A nível metodológico, os conceitos-chave da gestão urbana negociada são, sem dúvida, as especificidades locais, a sustentabilidade e a informação. Previamente a uma negociação é fundamental proceder-se a diagnósticos de investigação e impacto social, que se constituirão em linhas de programas urbanísticos participativos (para os quais é necessária, como aqui referiu Alexandre Burmester, informação pública transparente), e assim se passar para as fases seguintes de elaboração, execução e manutenção dos projectos urbanos.

A nível legal-administrativo, se a regionalização como forma de descentralização ainda tarda a chegar, o Simplex já foi introduzindo algumas mudanças: por exemplo, a introdução da contratualização nos procedimentos de elaboração de Planos de Pormenor, que podem agora ser despoletados por privados, ou o recentíssimo Código dos Contratos Públicos, que incluí na lista de procedimentos para a formação de contratos públicos, o procedimento por negociação e o designado de diálogo concorrencial.

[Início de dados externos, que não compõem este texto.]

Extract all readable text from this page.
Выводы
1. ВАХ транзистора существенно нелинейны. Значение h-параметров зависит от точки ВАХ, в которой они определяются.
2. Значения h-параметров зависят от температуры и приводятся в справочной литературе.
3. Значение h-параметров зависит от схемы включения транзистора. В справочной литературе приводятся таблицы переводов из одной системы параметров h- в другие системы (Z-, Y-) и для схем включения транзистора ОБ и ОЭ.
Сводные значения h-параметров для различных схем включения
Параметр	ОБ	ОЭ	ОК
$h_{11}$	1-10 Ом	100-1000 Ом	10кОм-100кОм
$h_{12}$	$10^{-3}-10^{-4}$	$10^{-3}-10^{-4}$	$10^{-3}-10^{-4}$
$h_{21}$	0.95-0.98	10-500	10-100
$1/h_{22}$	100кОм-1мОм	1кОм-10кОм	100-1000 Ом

A nível institucional, por sua vez, já não é raro ouvir falar de comissões técnicas de acompanhamento de projectos públicos urbanos, de equipas multidisciplinares, entre outras formas organizativas de difusão de parcerias entre os órgãos públicos e as comunidades locais. Inclusive, e como consequência de uma certa “politização” de alguns projectos técnicos/arquitectónicos, o próprio papel dos técnicos projectistas, urbanistas e outros profissionais do urbanismo está também a sofrer alterações, surgindo designações como por exemplo os “chefs de project” ou os médiateurs sociaux franceses, que são figuras jurídicas encarregadas da interlocução e negociação entre os administradores públicos, os parceiros e a comunidade, estabelecendo cronogramas, agendas de trabalho, entre outras tarefas de coordenação.

Por último, e como já é um hábito meu, refiro um exemplo de aplicação deste novo conceito de gestão negociada aplicada à revitalização urbana, que partilha de um contexto e de objectivos semelhantes aos da cidade do Porto: reabilitar um centro urbano “negligenciado, com o seu património construído degradado, equipamentos públicos insuficientes e cuja população abandonou o centro”, com uma, cada vez maior, limitação de recursos.

- O Plano Estrutural de Preservação da Cidade de Montpellier, que inclui o projecto de reabilitação estrutural da área de Gambetta/Figuerolles, e que teve início em 1994, na sequência de esta cidade se preparar para fazer 1000 anos. A cidade milenar de Montpellier preparou um projecto global e escalonado de reabilitação urbana do seu centro centrado, principalmente, na beleza do seu património cultural, tendo como slogan: “À Mille Ans La Ville Est Belle” – “La Petite Surdouée se Passionne Pour Le Progrès”. A par do programa de reabilitação do edificado histórico da área central Gambetta/Figuerolles, o município, através de formas contratualizadas e de parcerias negociadas, implementou também o projecto Montpellier-Technópole, cujos principais objectivos se constituíam em dotar o centro da cidade de equipamentos públicos rejuvenescidos e rejuvenescedores e com capacidade de atrair novos utilizadores. Começaram assim a ser executados diferentes projectos, de diversas magnitudes, de forma escalonada e criteriosa, seguindo um plano espacialmente definido e debatido, por sua vez orientado por uma nova distribuição de funções outrora existentes no centro da cidade, agora carecidas de serem deslocalizadas dos seus locais originais, mas mantendo-se na mesma no centro.

Mobilização, debate público, e compromisso legal (contratualização) foram alguns dos conceitos que presidiram a transformação, nesta cidade francesa, da ainda persistente estrutura piramidal das habitualmente designadas “decisões urbanísticas de gabinete” numa interessante cadeia de acordos urbanísticos negociados.